No less baroque, in a sense, are the candidates who came in first and second. The front-runner, a provincial schoolteacher named Pedro Castillo, who habitually wears a traditional straw hat, terrifies the business élites and right-wing voters, who see him as openly embracing socialism. Castillo did describe the current political contest as “between rich and poor . . . the master and the slave.” His rival, Keiko Fujimori, is a perennial also-ran. Dubbed a right-wing populist, she is the daughter of the former President Alberto Fujimori, who held office for ten years in the nineties and is currently serving twenty-five years for corruption and crimes against humanity, including two massacres conducted by a military death squad during the government’s battle against the Maoist Shining Path guerrillas. Keiko Fujimori herself recently emerged from her third stint in detention, on charges of laundering money, including from the Brazilian construction giant Odebrecht, to finance her previous Presidential runs. She was released, owing to COVID considerations, and has spent a total of nearly seventeen months in detention thus far. (She has denied the charges and refused to testify in the Odebrecht case, citing bias among the prosecution.) She faces a thirty-year sentence if found guilty; if she is elected, she would be immune from prosecution. Gustavo Gorriti, one of Peru’s top investigative journalists, who was kidnapped in 1992, a crime for which Alberto Fujimori was found responsible, is known as a cool-headed man.

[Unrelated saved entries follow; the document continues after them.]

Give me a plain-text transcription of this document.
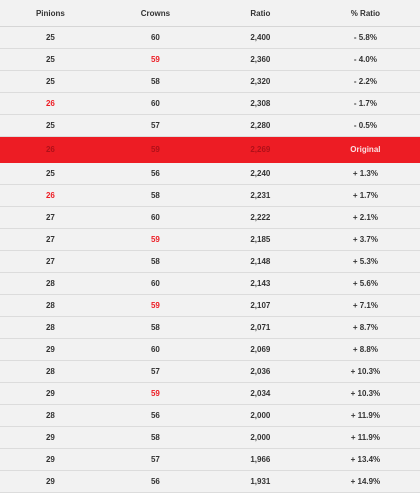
Pinions	Crowns	Ratio	% Ratio
25	60	2,400	- 5.8%
25	59	2,360	- 4.0%
25	58	2,320	- 2.2%
26	60	2,308	- 1.7%
25	57	2,280	- 0.5%
26	59	2,269	Original
25	56	2,240	+ 1.3%
26	58	2,231	+ 1.7%
27	60	2,222	+ 2.1%
27	59	2,185	+ 3.7%
27	58	2,148	+ 5.3%
28	60	2,143	+ 5.6%
28	59	2,107	+ 7.1%
28	58	2,071	+ 8.7%
29	60	2,069	+ 8.8%
28	57	2,036	+ 10.3%
29	59	2,034	+ 10.3%
28	56	2,000	+ 11.9%
29	58	2,000	+ 11.9%
29	57	1,966	+ 13.4%
29	56	1,931	+ 14.9%
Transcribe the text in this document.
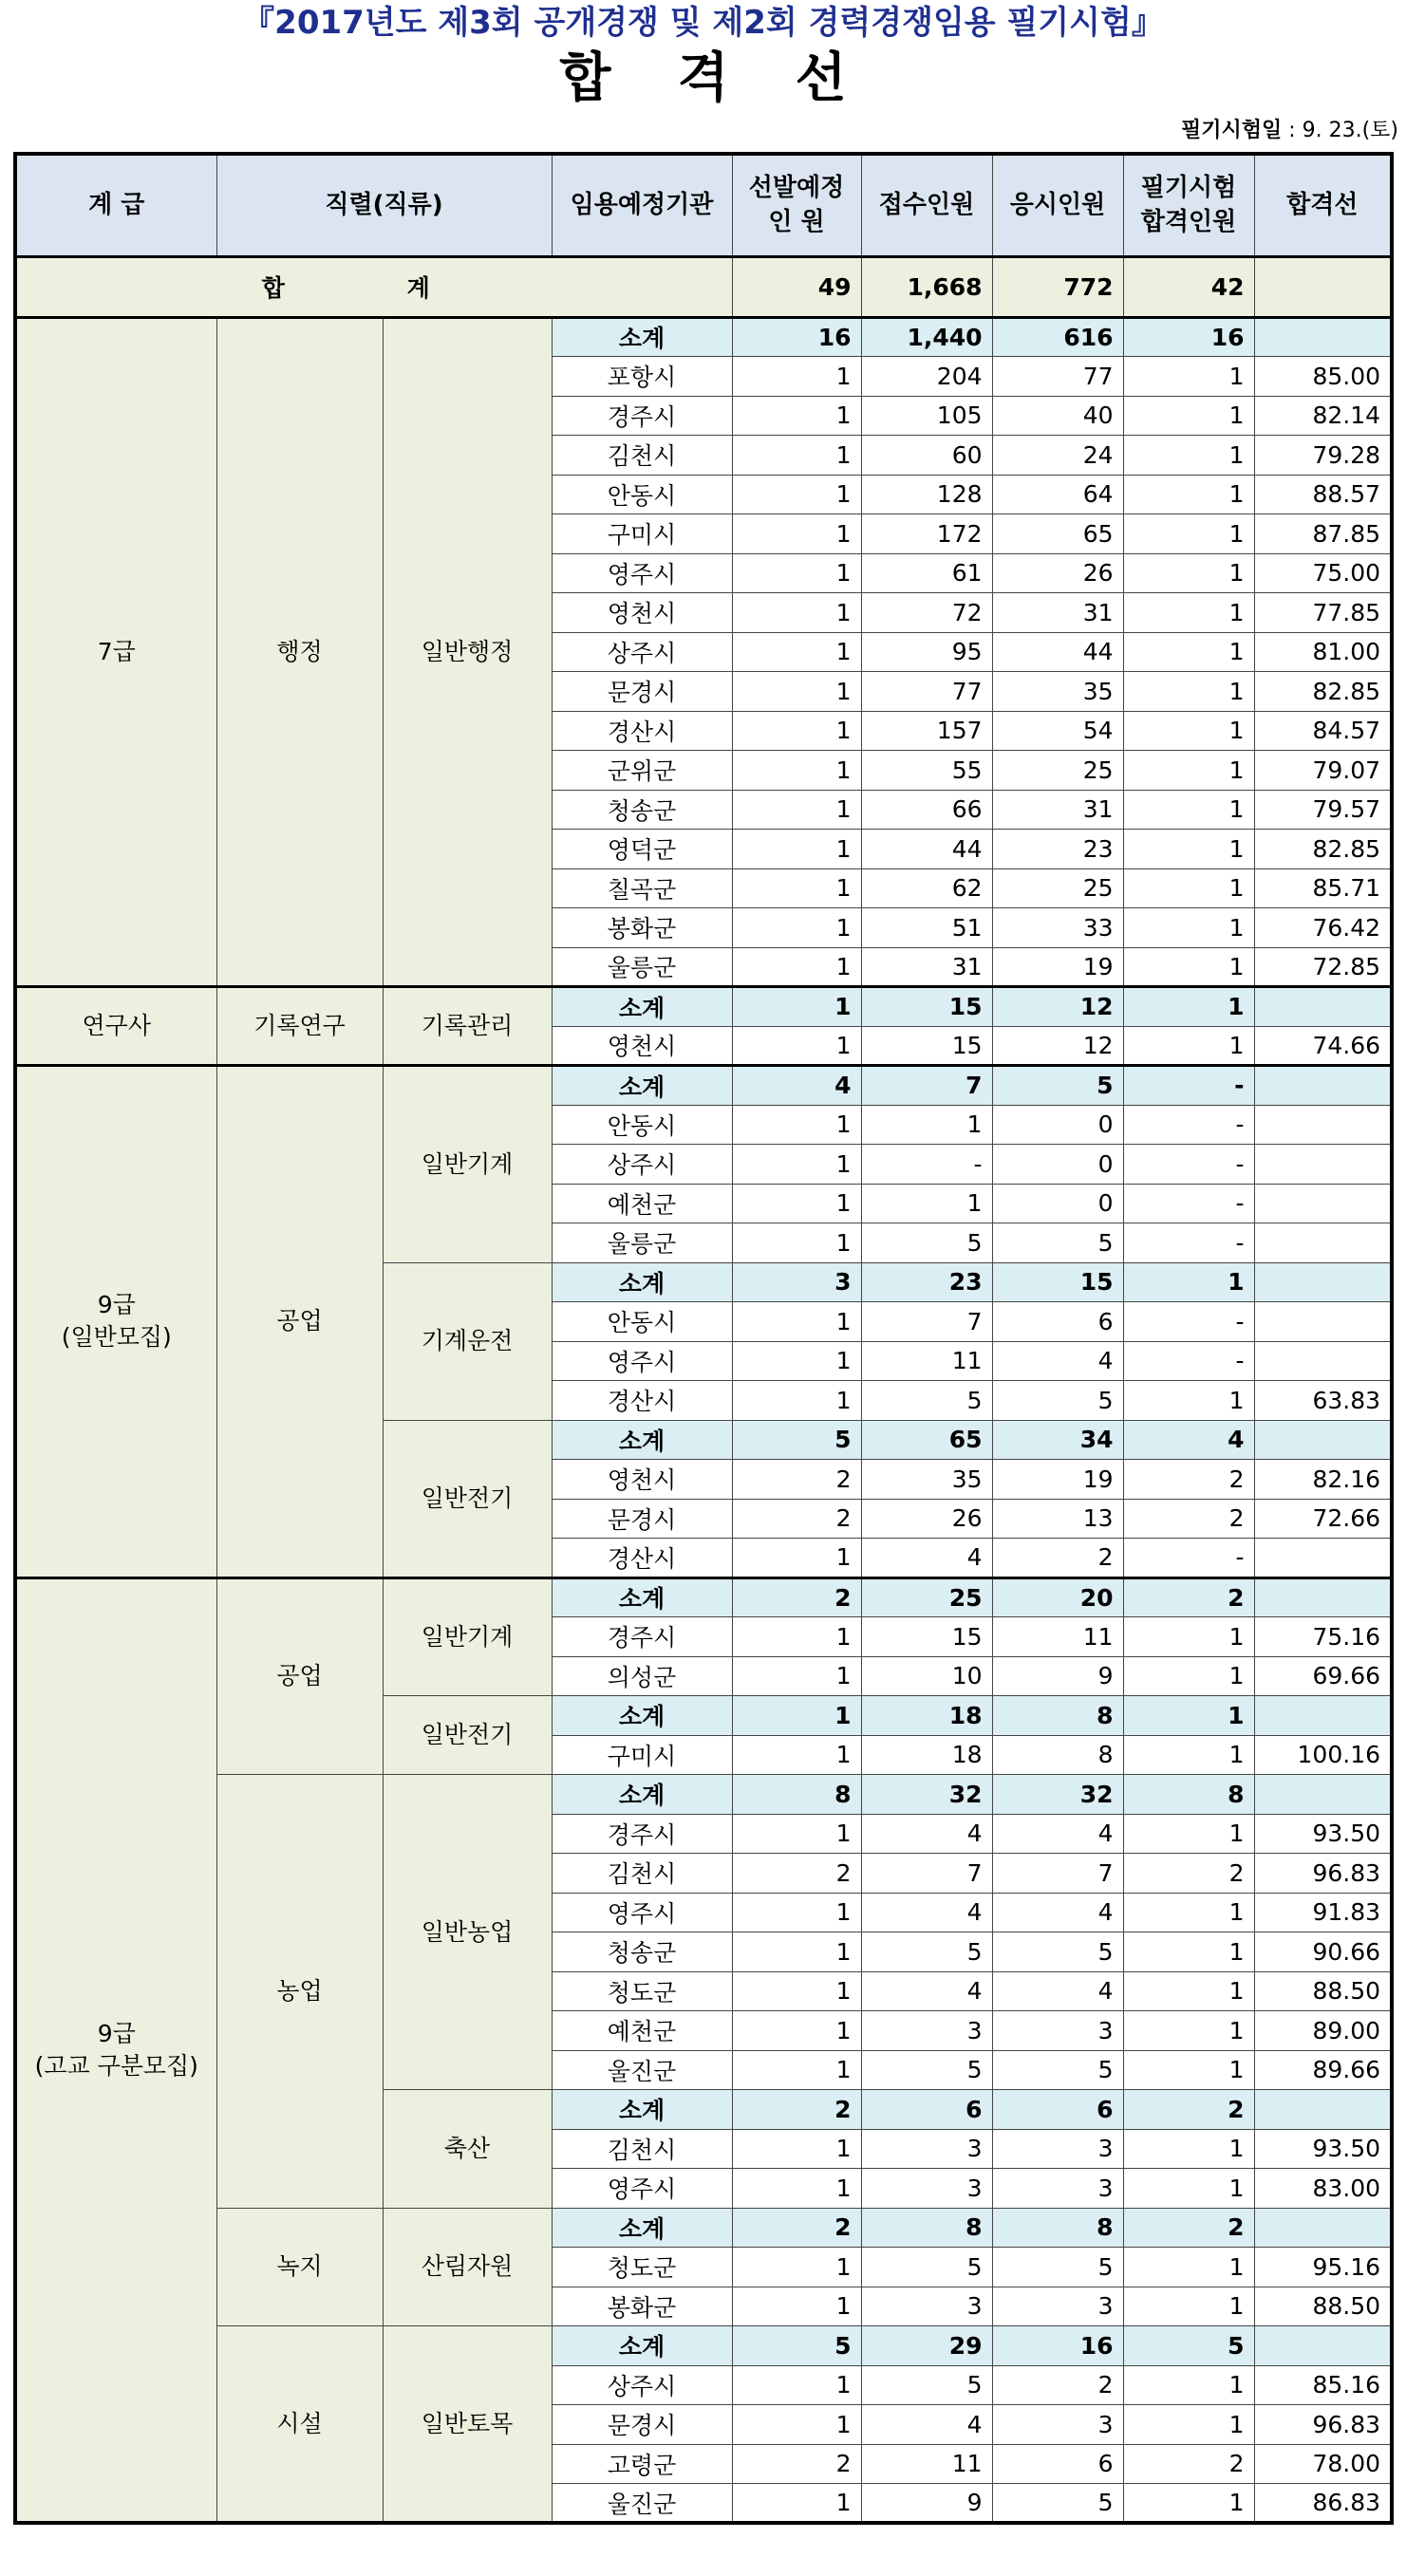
『2017년도 제3회 공개경쟁 및 제2회 경력경쟁임용 필기시험』
합격선
필기시험일 : 9. 23.(토)
계 급	직렬(직류)		임용예정기관	선발예정 인 원	접수인원	응시인원	필기시험 합격인원	합격선
합 계				49	1,668	772	42	
7급	행정	일반행정	소계	16	1,440	616	16	
			포항시	1	204	77	1	85.00
			경주시	1	105	40	1	82.14
			김천시	1	60	24	1	79.28
			안동시	1	128	64	1	88.57
			구미시	1	172	65	1	87.85
			영주시	1	61	26	1	75.00
			영천시	1	72	31	1	77.85
			상주시	1	95	44	1	81.00
			문경시	1	77	35	1	82.85
			경산시	1	157	54	1	84.57
			군위군	1	55	25	1	79.07
			청송군	1	66	31	1	79.57
			영덕군	1	44	23	1	82.85
			칠곡군	1	62	25	1	85.71
			봉화군	1	51	33	1	76.42
			울릉군	1	31	19	1	72.85
연구사	기록연구	기록관리	소계	1	15	12	1	
			영천시	1	15	12	1	74.66
9급
(일반모집)	공업	일반기계	소계	4	7	5	-	
			안동시	1	1	0	-	
			상주시	1	-	0	-	
			예천군	1	1	0	-	
			울릉군	1	5	5	-	
		기계운전	소계	3	23	15	1	
			안동시	1	7	6	-	
			영주시	1	11	4	-	
			경산시	1	5	5	1	63.83
		일반전기	소계	5	65	34	4	
			영천시	2	35	19	2	82.16
			문경시	2	26	13	2	72.66
			경산시	1	4	2	-	
9급
(고교 구분모집)	공업	일반기계	소계	2	25	20	2	
			경주시	1	15	11	1	75.16
			의성군	1	10	9	1	69.66
		일반전기	소계	1	18	8	1	
			구미시	1	18	8	1	100.16
	농업	일반농업	소계	8	32	32	8	
			경주시	1	4	4	1	93.50
			김천시	2	7	7	2	96.83
			영주시	1	4	4	1	91.83
			청송군	1	5	5	1	90.66
			청도군	1	4	4	1	88.50
			예천군	1	3	3	1	89.00
			울진군	1	5	5	1	89.66
		축산	소계	2	6	6	2	
			김천시	1	3	3	1	93.50
			영주시	1	3	3	1	83.00
	녹지	산림자원	소계	2	8	8	2	
			청도군	1	5	5	1	95.16
			봉화군	1	3	3	1	88.50
	시설	일반토목	소계	5	29	16	5	
			상주시	1	5	2	1	85.16
			문경시	1	4	3	1	96.83
			고령군	2	11	6	2	78.00
			울진군	1	9	5	1	86.83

But he confessed to feeling shaken by the current impasse. “I’d hoped that by now we’d be heading toward a healthier society,” Gorriti said. “Of course, we must never abandon faith in the possibility of finding a path forward, but this is profoundly depressing.”

The candidates are waging a media war that reflects the polarized nature of the race. “Think of the Future of Your Children: No to Communism,” anti-Castillo billboards read in Lima, while a banner headline on the front page of the conservative tabloid Correo noted that, in one speech, Castillo had uttered the communist-sounding word “pueblo”— the people— forty-four times. Opponents accuse him of wanting to do in Peru what Chávez did in Venezuela. Even Mario Vargas Llosa, the conservative Peruvian novelist, who ran for President in 1990 and lost to Alberto Fujimori, and who fiercely opposed Keiko Fujimori’s previous bids, warned that Peru “faces an abyss” and urged his countrymen to vote for her now as “the lesser of two evils.”